Sadly, Americans now appear willing to abandon their economic heritage at the first sting of financial pain.

Although passage does seem inevitable, it is nevertheless the wrong thing to do...

The bottom line is that there is no way to resolve our economic problems without a severe recession, and our politicians need to level with the public. As a nation, we gambled on the alluring riches of real estate and we lost. The price must be paid. Contrary to the Bush Administration rhetoric, the fundamentals of our economy are not sound. If they were, we would not be in this mess.
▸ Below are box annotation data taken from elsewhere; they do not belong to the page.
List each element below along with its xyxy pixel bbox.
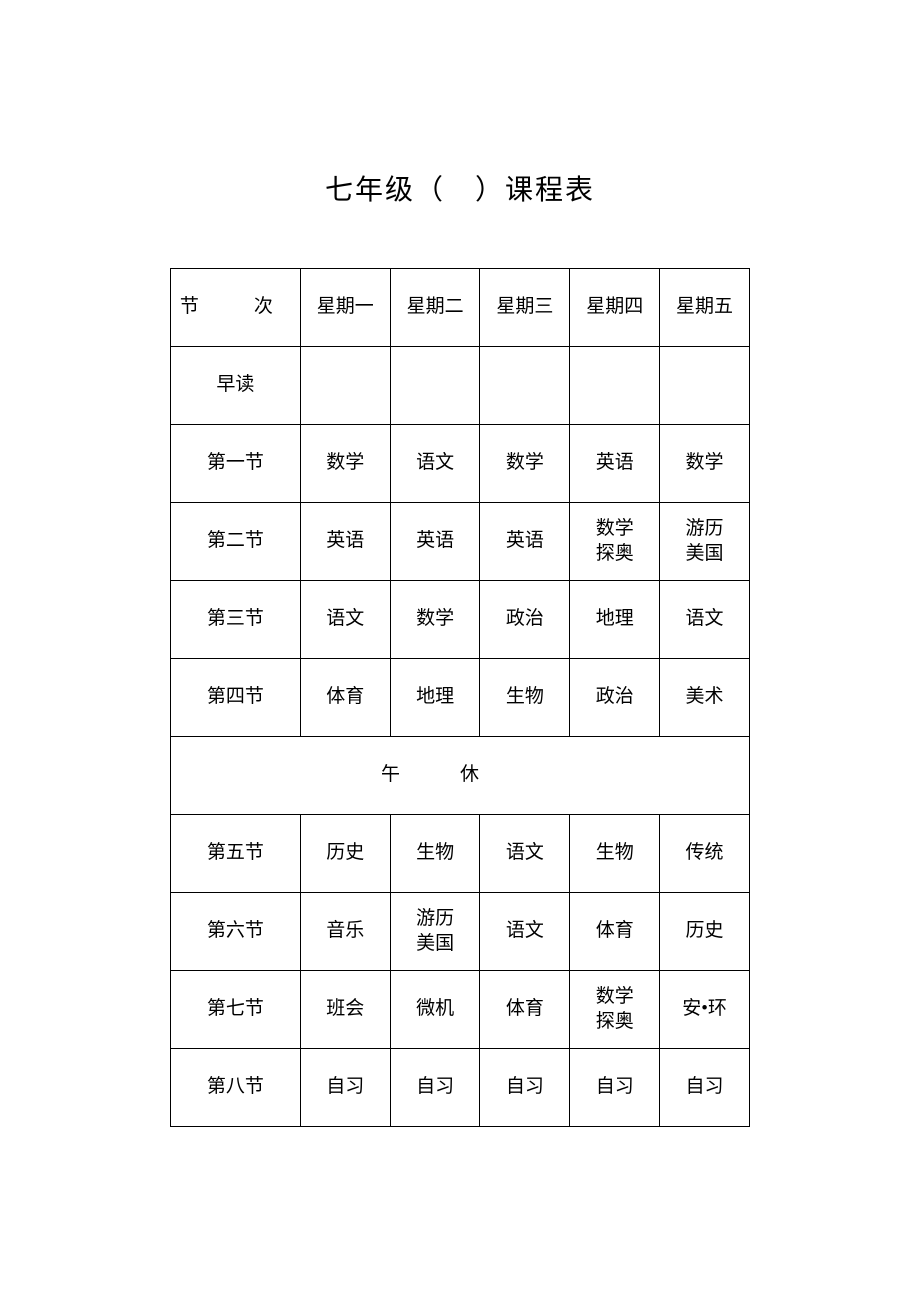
cell-p5-fri: 传统 [660, 815, 750, 893]
cell-p4-thu: 政治 [570, 659, 660, 737]
period-4-label: 第四节 [171, 659, 301, 737]
cell-reading-mon [300, 347, 390, 425]
cell-p5-thu: 生物 [570, 815, 660, 893]
cell-p4-fri: 美术 [660, 659, 750, 737]
cell-p7-wed: 体育 [480, 971, 570, 1049]
period-7-row: 第七节 班会 微机 体育 数学探奥 安•环 [171, 971, 750, 1049]
cell-p7-tue: 微机 [390, 971, 480, 1049]
period-3-row: 第三节 语文 数学 政治 地理 语文 [171, 581, 750, 659]
day-header-thu: 星期四 [570, 269, 660, 347]
cell-p6-thu: 体育 [570, 893, 660, 971]
cell-p7-thu: 数学探奥 [570, 971, 660, 1049]
cell-p8-tue: 自习 [390, 1049, 480, 1127]
cell-p4-wed: 生物 [480, 659, 570, 737]
cell-reading-thu [570, 347, 660, 425]
cell-p6-wed: 语文 [480, 893, 570, 971]
cell-reading-fri [660, 347, 750, 425]
day-header-wed: 星期三 [480, 269, 570, 347]
period-5-row: 第五节 历史 生物 语文 生物 传统 [171, 815, 750, 893]
cell-p2-tue: 英语 [390, 503, 480, 581]
cell-p2-fri: 游历美国 [660, 503, 750, 581]
cell-p8-fri: 自习 [660, 1049, 750, 1127]
cell-p2-thu: 数学探奥 [570, 503, 660, 581]
cell-p7-mon: 班会 [300, 971, 390, 1049]
period-1-label: 第一节 [171, 425, 301, 503]
schedule-table: 节 次 星期一 星期二 星期三 星期四 星期五 早读 第一节 数学 语文 数学 … [170, 268, 750, 1127]
period-8-row: 第八节 自习 自习 自习 自习 自习 [171, 1049, 750, 1127]
cell-p3-fri: 语文 [660, 581, 750, 659]
page-title: 七年级（ ）课程表 [0, 0, 920, 268]
period-4-row: 第四节 体育 地理 生物 政治 美术 [171, 659, 750, 737]
cell-p8-wed: 自习 [480, 1049, 570, 1127]
cell-p3-wed: 政治 [480, 581, 570, 659]
cell-p4-mon: 体育 [300, 659, 390, 737]
period-7-label: 第七节 [171, 971, 301, 1049]
cell-p7-fri: 安•环 [660, 971, 750, 1049]
cell-p4-tue: 地理 [390, 659, 480, 737]
cell-p2-mon: 英语 [300, 503, 390, 581]
cell-p2-wed: 英语 [480, 503, 570, 581]
period-2-label: 第二节 [171, 503, 301, 581]
morning-reading-row: 早读 [171, 347, 750, 425]
cell-p5-mon: 历史 [300, 815, 390, 893]
lunch-label: 午休 [171, 737, 750, 815]
cell-p3-thu: 地理 [570, 581, 660, 659]
lunch-row: 午休 [171, 737, 750, 815]
period-6-label: 第六节 [171, 893, 301, 971]
period-1-row: 第一节 数学 语文 数学 英语 数学 [171, 425, 750, 503]
period-header: 节 次 [171, 269, 301, 347]
cell-reading-wed [480, 347, 570, 425]
period-3-label: 第三节 [171, 581, 301, 659]
cell-p3-tue: 数学 [390, 581, 480, 659]
morning-reading-label: 早读 [171, 347, 301, 425]
cell-p1-fri: 数学 [660, 425, 750, 503]
cell-p8-thu: 自习 [570, 1049, 660, 1127]
cell-p5-tue: 生物 [390, 815, 480, 893]
cell-p1-thu: 英语 [570, 425, 660, 503]
header-row: 节 次 星期一 星期二 星期三 星期四 星期五 [171, 269, 750, 347]
day-header-fri: 星期五 [660, 269, 750, 347]
period-5-label: 第五节 [171, 815, 301, 893]
cell-p1-wed: 数学 [480, 425, 570, 503]
cell-p1-tue: 语文 [390, 425, 480, 503]
cell-reading-tue [390, 347, 480, 425]
cell-p6-fri: 历史 [660, 893, 750, 971]
cell-p3-mon: 语文 [300, 581, 390, 659]
cell-p6-mon: 音乐 [300, 893, 390, 971]
cell-p5-wed: 语文 [480, 815, 570, 893]
period-6-row: 第六节 音乐 游历美国 语文 体育 历史 [171, 893, 750, 971]
day-header-tue: 星期二 [390, 269, 480, 347]
day-header-mon: 星期一 [300, 269, 390, 347]
cell-p6-tue: 游历美国 [390, 893, 480, 971]
period-8-label: 第八节 [171, 1049, 301, 1127]
period-2-row: 第二节 英语 英语 英语 数学探奥 游历美国 [171, 503, 750, 581]
cell-p8-mon: 自习 [300, 1049, 390, 1127]
cell-p1-mon: 数学 [300, 425, 390, 503]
Recessions are meant to restore balance, purge excess, and liquidate mal-investments. On that score we have a lot of work to do...

In the end it is impossible for the American economy to be rebuilt on a sounder foundation of savings and production without a lot of economic pain. Government efforts to reinforce the shaky foundation of borrowing and consuming will result in the entire structure falling down around us.

It may be too late, but contact your reps/senators. If they vote for this, vote them out. It's time we had 535 Mr. Smith's (Mr Smith Goes to Washington) on Capitol Hill.